せっかくなので、採用という言葉よりも広い意味の、「任用」という言葉を説明しておく。「任用」には次の採用、昇任、降任、転任の4つがある。

採用…新しく現場に入れる人を決めること

昇任…教諭→主幹教諭のように(偉い)職に変わること

降任…昇任の逆。管理職つらっ!ってことでヒラ教員に降りるような場合など

転任…教員から教育委員会事務局などの行政職への異動など

「任用」のうち、「校長の採用」と「教員の採用および昇任」については次の法律に基づいて行われる。

教育公務員特例法第11条の要約(採用及び昇任)

公立学校の校長の採用並びに教員の採用及び昇任は、選考によるものとし、その選考は、公立学校にあつてはその校長及び教員の任命権者である教育委員会の教育長が行う。

ポイントは2つ。まず、「競争」試験ではなく、幅広い視点で「選考」試験で行われること。人に接する仕事のため、単純にテストの点数が良ければOKという風にはせず、人間性なども加味して決めましょう、というイメージ。

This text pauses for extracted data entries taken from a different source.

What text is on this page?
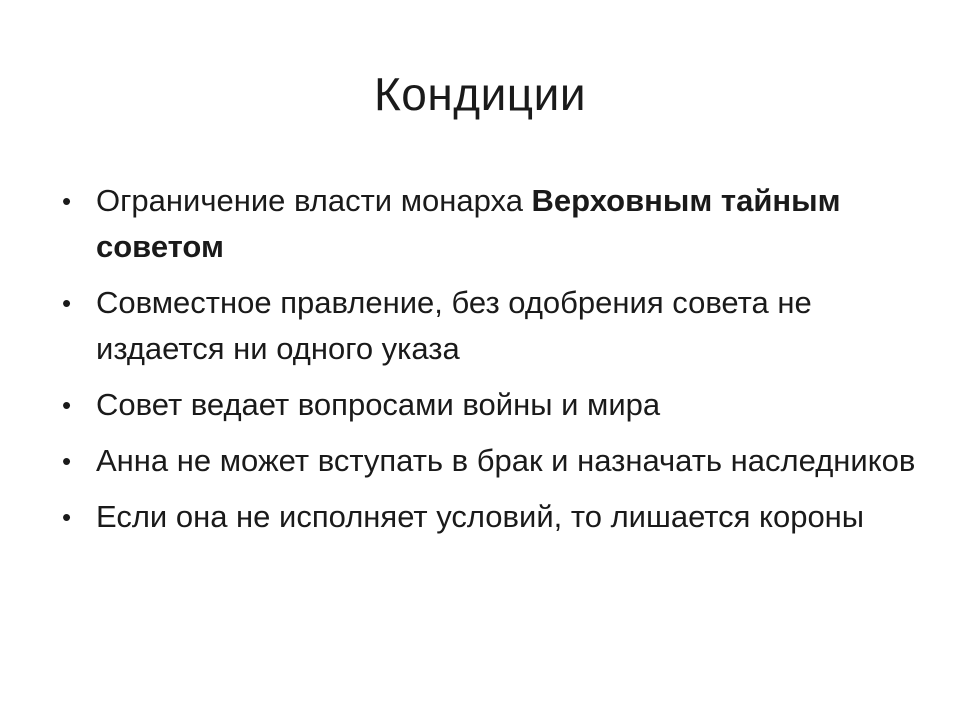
Кондиции
• Ограничение власти монарха Верховным тайным советом
• Совместное правление, без одобрения совета не издается ни одного указа
• Совет ведает вопросами войны и мира
• Анна не может вступать в брак и назначать наследников
• Если она не исполняет условий, то лишается короны
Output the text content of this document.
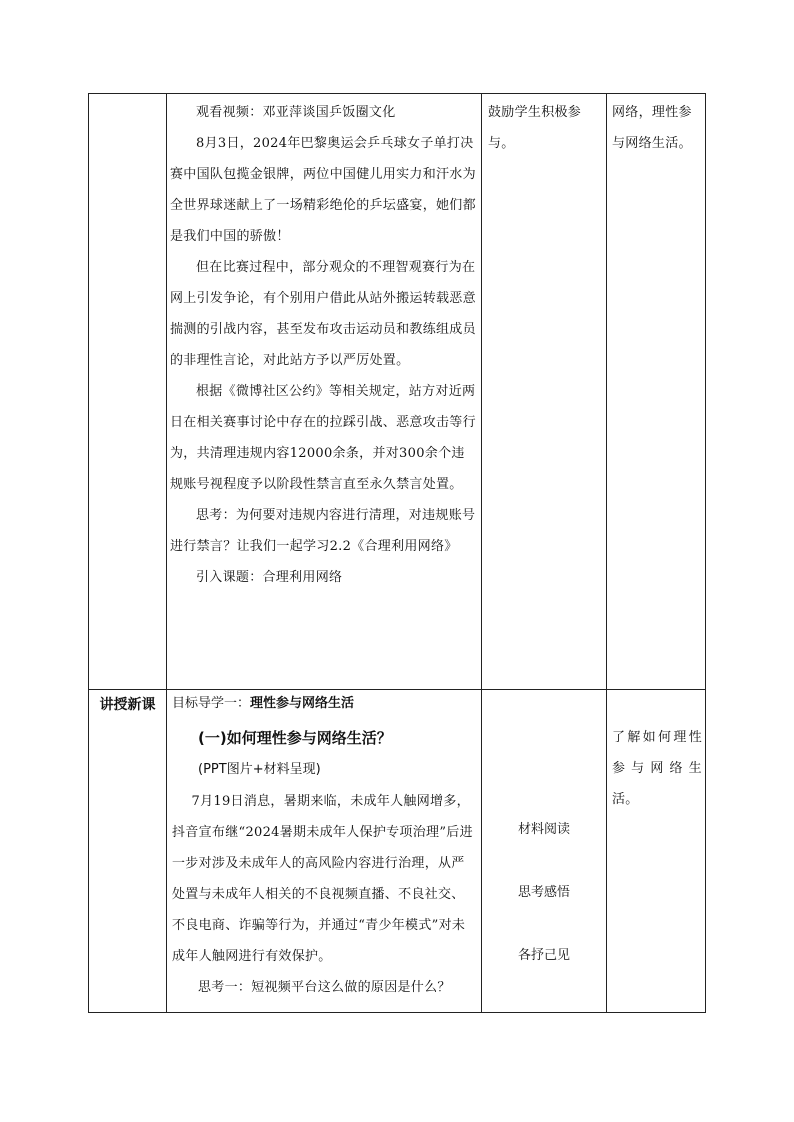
观看视频：邓亚萍谈国乒饭圈文化

8月3日，2024年巴黎奥运会乒乓球女子单打决赛中国队包揽金银牌，两位中国健儿用实力和汗水为全世界球迷献上了一场精彩绝伦的乒坛盛宴，她们都是我们中国的骄傲！

但在比赛过程中，部分观众的不理智观赛行为在网上引发争论，有个别用户借此从站外搬运转载恶意揣测的引战内容，甚至发布攻击运动员和教练组成员的非理性言论，对此站方予以严厉处置。

根据《微博社区公约》等相关规定，站方对近两日在相关赛事讨论中存在的拉踩引战、恶意攻击等行为，共清理违规内容12000余条，并对300余个违规账号视程度予以阶段性禁言直至永久禁言处置。

思考：为何要对违规内容进行清理，对违规账号进行禁言？让我们一起学习2.2《合理利用网络》

引入课题：合理利用网络

鼓励学生积极参与。

网络，理性参与网络生活。

讲授新课	目标导学一：理性参与网络生活

(一)如何理性参与网络生活？

(PPT图片+材料呈现)

7月19日消息，暑期来临，未成年人触网增多，抖音宣布继“2024暑期未成年人保护专项治理”后进一步对涉及未成年人的高风险内容进行治理，从严处置与未成年人相关的不良视频直播、不良社交、不良电商、诈骗等行为，并通过“青少年模式”对未成年人触网进行有效保护。

思考一：短视频平台这么做的原因是什么？

材料阅读

思考感悟

各抒己见

了解如何理性参与网络生活。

2つ目のポイントは、選考の主体が「教育長」であること。なんとなく教育委員会だろ、という感じがするが、選考するのはトップの人が、ということになっている。


毎年夏に行われるいわゆる採用試験は、「選考」を行なっているのである。正式名称は「教員候補者選考」などとなっているはず。そして選考が終わったあと、最終的に採用を決定して「任用(任命)」するのは次の法律で示すように「教育委員会」である。

地方教育行政の組織及び運営に関する法律第34条

教育委員会の所管に属する学校その他の教育機関の校長、園長、教員、事務職員、技術職員その他の職員は、この法律に特別の定めがある場合を除き、教育委員会が任命する。

 

以上のことを表にまとめておく。

校長の採用、教員の採用・昇任について

方法 選考(競争ではない)
選考を行うのは 教育委員会の教育長
採用の任用(任命)をするのは 教育委員会


では演習。

(演習) 次の文の正誤判定をせよ。
(1) 公立学校の校長の採用並びに教員の採用及び昇任は、競争によるものとし、その競争試験は、その校長及び教員の任命権者である教育委員会の教育長が行う。(2007年実施)
→(誤)「競争」ではなく「選考」。

(2) 教諭の採用は、選考によるものとし、その選考は、任命権者である教育委員会の教育長が行う。(2010年実施)
→(正)あってます。

(3) 教育公務員特例法では、公立学校の校長の採用並びに教員の採用及び昇任は、選考によるものとし、その選考は当該学校を設置する地方公共団体の長が行うとされている。(2013年実施)
→(誤)選考するのは「地方公共団体の長」でなく「教育長」。


最後にちょっと変わった傾向の問題をひとつ。

(4) 公務員は、一般職と特別職とに分けられており、教員は一般職とされているが、校長は、その責任の重要性から特別職として任用されている。(2007年実施)
→(誤)これは迷う方かもしれないが、校長も教員も一般職である。公務員の特別職というのは国会議員や知事など選挙によって選ばれるような方など、ごく限られた職種である。一般職と特別職の違いを問う問題はこの14年でこの1問だけなので、おそらく今後出題されることは無いと思われるが一応扱ってみました。


今回は以上。次回は県費負担教職員の話を扱うこと。

おつかれさまでした。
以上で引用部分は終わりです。